La razón y la intuición se enfrentaron siempre en este escritor, pensador y poeta; le generaron dudas y angustias a lo largo de su vida: por un lado, la convicción del sinsentido de la existencia y, por otro lado, el amor y lealtad a la vida, la patria y los suyos, representados por su madre.
Camus intuyó que los seres humanos estamos destinados a la felicidad plena, pero nunca la encontró y sufrió por sentirse siempre “extranjero”, desterrado de su verdadera patria –el Paraíso que siempre añoró–.
La razón le impidió aceptar la paradoja de un Dios amoroso y omnipotente, pero indiferente ante el sufrimiento de los inocentes. Camus admiró y quiso creer en Jesús, pero, basado en un grave error de san Agustín, se consideró de los “no elegidos”.
Albert Camus afirmó que la extraordinaria empresa de perdón de Jesús y el cristianismo mismo duraron solamente treinta y tres años (¡merecido reproche a los que nos atrevemos a llamarnos cristianos!).
El no haber podido llegar a saciar su necesidad de creer en un ser absoluto de bondad, que llenara sus ansias de felicidad, lo llevó a idolatrar el absurdo como única verdad.
Su conflicto entre la razón y el apego a la vida lo expresa de manera contundente en esta frase: “El único problema filosófico es: ¿por qué no nos suicidamos?”.
Aunque no tiene sentido hacer conjeturas sobre lo que pudo haber sido y no fue, no puedo evitar hacer una que me resulta consoladora: el accidente en el que perdió la vida quizás lo salvó de una muerte peor.

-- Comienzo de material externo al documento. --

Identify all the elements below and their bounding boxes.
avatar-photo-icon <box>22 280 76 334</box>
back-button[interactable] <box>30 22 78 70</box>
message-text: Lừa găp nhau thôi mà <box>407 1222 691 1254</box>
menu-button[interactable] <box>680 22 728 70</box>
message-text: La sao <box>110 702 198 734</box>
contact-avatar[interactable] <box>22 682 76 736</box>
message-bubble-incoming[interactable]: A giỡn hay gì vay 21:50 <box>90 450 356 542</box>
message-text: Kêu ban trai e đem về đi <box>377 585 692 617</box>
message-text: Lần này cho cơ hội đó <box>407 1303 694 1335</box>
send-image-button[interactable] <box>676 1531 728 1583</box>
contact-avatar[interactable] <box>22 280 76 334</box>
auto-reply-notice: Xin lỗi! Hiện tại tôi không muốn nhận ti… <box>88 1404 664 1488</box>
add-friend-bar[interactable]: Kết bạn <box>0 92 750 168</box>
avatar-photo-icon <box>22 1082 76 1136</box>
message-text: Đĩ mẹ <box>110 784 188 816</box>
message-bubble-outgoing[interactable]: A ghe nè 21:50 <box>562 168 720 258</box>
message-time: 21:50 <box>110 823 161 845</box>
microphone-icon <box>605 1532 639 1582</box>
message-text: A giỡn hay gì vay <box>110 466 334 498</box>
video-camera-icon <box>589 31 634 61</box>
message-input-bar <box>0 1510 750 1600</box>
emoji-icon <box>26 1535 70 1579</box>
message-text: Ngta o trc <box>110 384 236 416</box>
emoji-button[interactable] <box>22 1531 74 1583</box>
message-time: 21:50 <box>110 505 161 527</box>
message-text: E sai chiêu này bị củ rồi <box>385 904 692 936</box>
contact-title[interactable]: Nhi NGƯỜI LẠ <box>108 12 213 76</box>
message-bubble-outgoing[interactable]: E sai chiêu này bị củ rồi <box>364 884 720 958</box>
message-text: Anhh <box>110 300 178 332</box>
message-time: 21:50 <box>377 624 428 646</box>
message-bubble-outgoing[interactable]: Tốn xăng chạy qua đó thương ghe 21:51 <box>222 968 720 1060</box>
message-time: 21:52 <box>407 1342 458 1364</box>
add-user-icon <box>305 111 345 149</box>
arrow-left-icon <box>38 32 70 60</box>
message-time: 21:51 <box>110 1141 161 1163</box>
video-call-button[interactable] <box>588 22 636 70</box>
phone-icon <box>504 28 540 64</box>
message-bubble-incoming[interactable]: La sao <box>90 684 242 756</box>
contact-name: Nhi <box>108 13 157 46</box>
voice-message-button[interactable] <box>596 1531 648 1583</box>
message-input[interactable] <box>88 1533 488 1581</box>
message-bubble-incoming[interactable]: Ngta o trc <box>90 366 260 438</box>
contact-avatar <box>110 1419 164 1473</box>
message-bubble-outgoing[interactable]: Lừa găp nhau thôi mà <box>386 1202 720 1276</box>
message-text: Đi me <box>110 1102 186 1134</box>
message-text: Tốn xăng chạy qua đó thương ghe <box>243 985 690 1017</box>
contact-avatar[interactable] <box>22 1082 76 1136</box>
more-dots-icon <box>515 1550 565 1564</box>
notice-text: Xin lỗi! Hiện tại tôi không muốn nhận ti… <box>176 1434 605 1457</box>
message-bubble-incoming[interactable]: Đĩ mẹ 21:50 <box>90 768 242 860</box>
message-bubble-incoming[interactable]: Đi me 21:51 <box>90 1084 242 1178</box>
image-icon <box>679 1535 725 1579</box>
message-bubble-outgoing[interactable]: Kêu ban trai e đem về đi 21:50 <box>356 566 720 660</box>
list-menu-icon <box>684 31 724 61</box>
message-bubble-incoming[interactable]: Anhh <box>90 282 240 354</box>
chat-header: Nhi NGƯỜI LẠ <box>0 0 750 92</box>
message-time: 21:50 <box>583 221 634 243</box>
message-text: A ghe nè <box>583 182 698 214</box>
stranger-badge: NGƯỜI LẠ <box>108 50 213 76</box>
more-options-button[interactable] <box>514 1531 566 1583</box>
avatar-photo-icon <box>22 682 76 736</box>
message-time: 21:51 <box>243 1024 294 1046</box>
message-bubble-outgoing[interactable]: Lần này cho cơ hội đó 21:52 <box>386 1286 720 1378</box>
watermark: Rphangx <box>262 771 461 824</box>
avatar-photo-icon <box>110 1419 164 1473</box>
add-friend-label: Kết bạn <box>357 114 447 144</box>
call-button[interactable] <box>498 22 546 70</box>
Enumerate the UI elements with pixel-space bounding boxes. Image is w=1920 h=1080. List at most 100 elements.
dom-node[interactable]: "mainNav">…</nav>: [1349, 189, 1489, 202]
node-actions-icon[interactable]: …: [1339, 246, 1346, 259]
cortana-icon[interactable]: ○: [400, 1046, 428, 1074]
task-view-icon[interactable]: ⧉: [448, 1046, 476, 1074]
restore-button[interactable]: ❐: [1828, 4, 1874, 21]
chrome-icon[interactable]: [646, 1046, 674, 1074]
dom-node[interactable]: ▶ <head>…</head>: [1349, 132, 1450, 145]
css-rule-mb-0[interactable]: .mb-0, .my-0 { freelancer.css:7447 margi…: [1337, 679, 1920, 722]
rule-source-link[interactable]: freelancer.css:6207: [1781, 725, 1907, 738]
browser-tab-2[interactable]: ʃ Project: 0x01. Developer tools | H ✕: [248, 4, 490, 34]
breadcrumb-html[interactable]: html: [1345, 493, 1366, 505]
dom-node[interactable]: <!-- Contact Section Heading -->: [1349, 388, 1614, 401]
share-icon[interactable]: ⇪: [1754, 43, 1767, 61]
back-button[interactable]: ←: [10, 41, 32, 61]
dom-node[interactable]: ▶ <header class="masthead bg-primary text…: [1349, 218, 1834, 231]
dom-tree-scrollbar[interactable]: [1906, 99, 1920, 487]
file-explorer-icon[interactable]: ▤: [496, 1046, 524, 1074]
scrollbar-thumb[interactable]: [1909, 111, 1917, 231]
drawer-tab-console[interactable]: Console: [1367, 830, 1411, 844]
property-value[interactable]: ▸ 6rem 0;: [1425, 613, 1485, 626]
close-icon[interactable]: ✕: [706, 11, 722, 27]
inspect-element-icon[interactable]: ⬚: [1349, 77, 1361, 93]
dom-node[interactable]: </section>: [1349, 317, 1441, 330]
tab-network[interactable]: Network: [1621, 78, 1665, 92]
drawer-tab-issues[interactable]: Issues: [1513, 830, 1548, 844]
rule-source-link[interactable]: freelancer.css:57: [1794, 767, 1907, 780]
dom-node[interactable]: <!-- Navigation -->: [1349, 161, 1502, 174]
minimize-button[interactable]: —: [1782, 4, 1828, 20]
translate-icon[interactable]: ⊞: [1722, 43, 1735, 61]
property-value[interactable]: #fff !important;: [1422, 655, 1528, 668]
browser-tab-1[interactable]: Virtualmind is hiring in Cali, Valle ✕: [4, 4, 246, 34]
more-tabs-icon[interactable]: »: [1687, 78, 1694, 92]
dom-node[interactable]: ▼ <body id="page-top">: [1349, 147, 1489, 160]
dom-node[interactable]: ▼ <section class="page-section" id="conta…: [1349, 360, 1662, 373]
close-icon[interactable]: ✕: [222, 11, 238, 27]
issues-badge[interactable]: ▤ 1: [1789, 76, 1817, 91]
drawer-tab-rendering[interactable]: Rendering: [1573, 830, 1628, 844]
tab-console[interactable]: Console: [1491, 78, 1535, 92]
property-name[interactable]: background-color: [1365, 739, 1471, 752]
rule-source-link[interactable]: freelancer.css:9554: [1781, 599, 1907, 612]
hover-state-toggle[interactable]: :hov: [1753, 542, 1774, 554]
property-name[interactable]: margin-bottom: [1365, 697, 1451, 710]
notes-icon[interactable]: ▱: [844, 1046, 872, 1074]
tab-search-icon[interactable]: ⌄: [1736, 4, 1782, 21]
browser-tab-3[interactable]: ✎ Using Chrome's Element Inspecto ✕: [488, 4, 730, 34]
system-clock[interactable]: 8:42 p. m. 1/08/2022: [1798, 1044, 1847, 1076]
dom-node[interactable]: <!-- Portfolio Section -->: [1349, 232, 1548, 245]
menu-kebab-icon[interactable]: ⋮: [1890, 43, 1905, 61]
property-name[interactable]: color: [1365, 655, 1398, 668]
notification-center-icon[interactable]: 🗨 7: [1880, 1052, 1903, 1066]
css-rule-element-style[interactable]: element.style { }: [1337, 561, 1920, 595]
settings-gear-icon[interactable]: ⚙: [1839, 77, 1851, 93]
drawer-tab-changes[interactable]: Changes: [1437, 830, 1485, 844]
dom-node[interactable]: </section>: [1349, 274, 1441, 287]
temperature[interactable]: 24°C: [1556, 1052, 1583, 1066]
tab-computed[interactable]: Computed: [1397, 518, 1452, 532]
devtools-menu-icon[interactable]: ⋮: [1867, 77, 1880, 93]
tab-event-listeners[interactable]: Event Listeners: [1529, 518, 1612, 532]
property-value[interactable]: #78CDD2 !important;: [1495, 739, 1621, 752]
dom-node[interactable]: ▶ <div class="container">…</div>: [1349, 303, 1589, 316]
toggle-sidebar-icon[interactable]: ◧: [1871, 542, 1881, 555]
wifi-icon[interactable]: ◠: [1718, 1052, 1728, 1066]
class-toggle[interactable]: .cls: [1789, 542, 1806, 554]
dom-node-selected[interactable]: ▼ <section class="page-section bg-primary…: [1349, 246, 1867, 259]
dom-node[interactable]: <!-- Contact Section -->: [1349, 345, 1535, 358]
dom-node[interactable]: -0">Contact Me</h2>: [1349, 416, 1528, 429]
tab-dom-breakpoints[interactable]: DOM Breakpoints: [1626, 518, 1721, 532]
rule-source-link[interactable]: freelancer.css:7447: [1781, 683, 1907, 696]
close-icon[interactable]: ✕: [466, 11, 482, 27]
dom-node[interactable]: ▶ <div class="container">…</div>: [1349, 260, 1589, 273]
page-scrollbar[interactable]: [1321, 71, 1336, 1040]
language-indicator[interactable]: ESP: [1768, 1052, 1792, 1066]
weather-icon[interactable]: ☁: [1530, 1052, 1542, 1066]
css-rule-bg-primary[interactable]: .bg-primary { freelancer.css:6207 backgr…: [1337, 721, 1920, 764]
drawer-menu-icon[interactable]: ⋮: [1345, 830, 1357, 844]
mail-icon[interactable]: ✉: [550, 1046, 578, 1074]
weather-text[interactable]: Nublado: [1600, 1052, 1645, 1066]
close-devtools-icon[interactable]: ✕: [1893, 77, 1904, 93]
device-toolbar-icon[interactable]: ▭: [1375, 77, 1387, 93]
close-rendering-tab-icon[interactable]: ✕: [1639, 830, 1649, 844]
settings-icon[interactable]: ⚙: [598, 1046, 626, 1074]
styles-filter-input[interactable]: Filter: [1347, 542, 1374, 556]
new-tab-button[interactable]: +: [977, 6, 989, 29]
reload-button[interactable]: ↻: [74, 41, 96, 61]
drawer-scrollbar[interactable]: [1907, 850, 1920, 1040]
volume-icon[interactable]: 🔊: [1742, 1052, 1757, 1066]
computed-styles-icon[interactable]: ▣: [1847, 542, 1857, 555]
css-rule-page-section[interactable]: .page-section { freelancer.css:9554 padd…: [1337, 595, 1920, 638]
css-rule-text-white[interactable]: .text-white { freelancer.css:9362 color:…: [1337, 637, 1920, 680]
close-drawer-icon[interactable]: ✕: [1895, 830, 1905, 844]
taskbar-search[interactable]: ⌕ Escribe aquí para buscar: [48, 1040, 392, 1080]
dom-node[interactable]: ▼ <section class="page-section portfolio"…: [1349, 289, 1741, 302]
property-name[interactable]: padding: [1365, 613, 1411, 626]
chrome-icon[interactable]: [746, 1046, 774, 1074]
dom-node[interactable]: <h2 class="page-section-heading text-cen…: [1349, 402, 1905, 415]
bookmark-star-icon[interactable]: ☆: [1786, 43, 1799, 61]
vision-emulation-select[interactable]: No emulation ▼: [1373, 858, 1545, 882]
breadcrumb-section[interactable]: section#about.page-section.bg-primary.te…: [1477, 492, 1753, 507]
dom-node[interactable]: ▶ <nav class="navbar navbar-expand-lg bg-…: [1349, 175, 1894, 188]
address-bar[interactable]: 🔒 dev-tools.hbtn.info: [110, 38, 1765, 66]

Estuve por muchos años dedicada a leerlo, releerlo, comentarlo y escribir sobre su pensamiento, intentando penetrar cada vez más en su interioridad, con mi admiración y afecto crecientes.
Escribo esto con la intención de que sea un tributo a un ser humano especial que pensó y sintió lo que muchos no nos atrevemos.
Personalmente me duele profundamente que haya sufrido tanto por no haber podido encontrar la paz en Dios.